WHILE hundreds of Manitobans were out celebrating Canada Day, there were many who did not celebrate the one per cent increase in PST put into effect on July 1st. Provincial officials revealed their plan to increase PST rates to eight per cent from its original seven per cent in their 2013 budget.
"I'm struggling to make payments, some people don't even have jobs and they're struggling to make payments," said Otis Riley.
Riley works at a printing shop in Winnipeg, and does not feel job wages are on par with everyday living expenses.
"Everything else is going up, but job wages aren't keeping up with the cost of living," said Riley.
The Winnipeg resident easily spends over $500 a month on living expenses, which includes rent, hydro, groceries, and phone bills. He doesn't know how he will be able to afford the increase.
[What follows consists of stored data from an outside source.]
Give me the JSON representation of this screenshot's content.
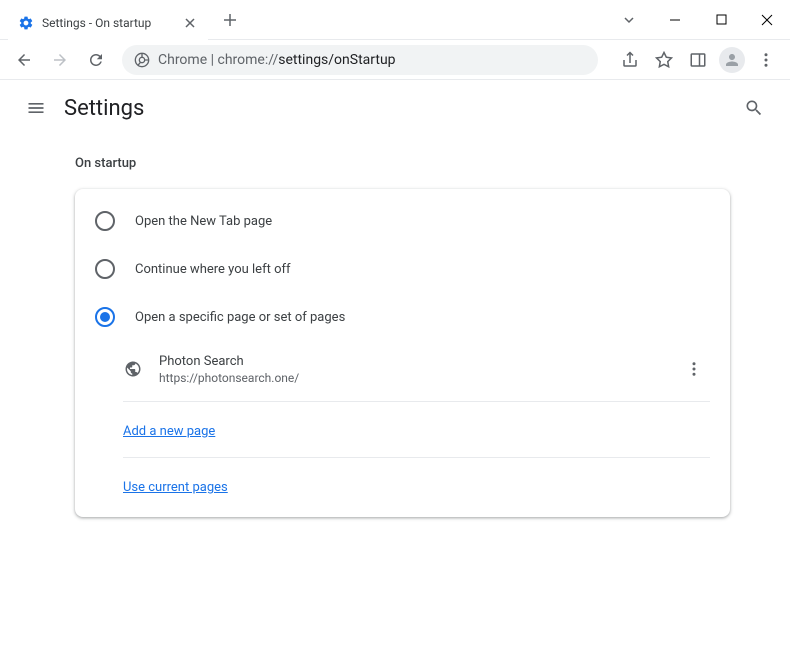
{
  "window": {
    "tab_title": "Settings - On startup"
  },
  "omnibox": {
    "prefix": "Chrome",
    "separator": " | ",
    "host": "chrome://",
    "path": "settings/onStartup"
  },
  "header": {
    "title": "Settings"
  },
  "section": {
    "title": "On startup"
  },
  "options": {
    "opt1": "Open the New Tab page",
    "opt2": "Continue where you left off",
    "opt3": "Open a specific page or set of pages"
  },
  "page": {
    "name": "Photon Search",
    "url": "https://photonsearch.one/"
  },
  "links": {
    "add": "Add a new page",
    "use_current": "Use current pages"
  }
}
The increase in the provincial sales tax is expected to raise $277.6 million per year in extra revenues. It follows a $184-million increase in taxes and fees in last year's budget.
Frank Robinson from B.C. moved to Manitoba four years ago. Although he said he is appalled by the provincial government's decision, he also said he would like to see the money being spent on better roads.
"They're wasting money and I want to know where it's going," he said. "They're making upgrades to libraries that people don't use, but everyone uses roads. The state of our roads are ridiculous."
But not everyone is opposed to the rise in PST taxes.
"The city needs work and the province needs work," said Graham Allen. "No one's happy about it, but the provincial government is going through with it whether we like it or not."
Allen is frustrated, but the increase isn't going to stop him from purchasing everyday necessities.
"They promised that they weren't going to increase it, but I'm still going to purchase anything that I need."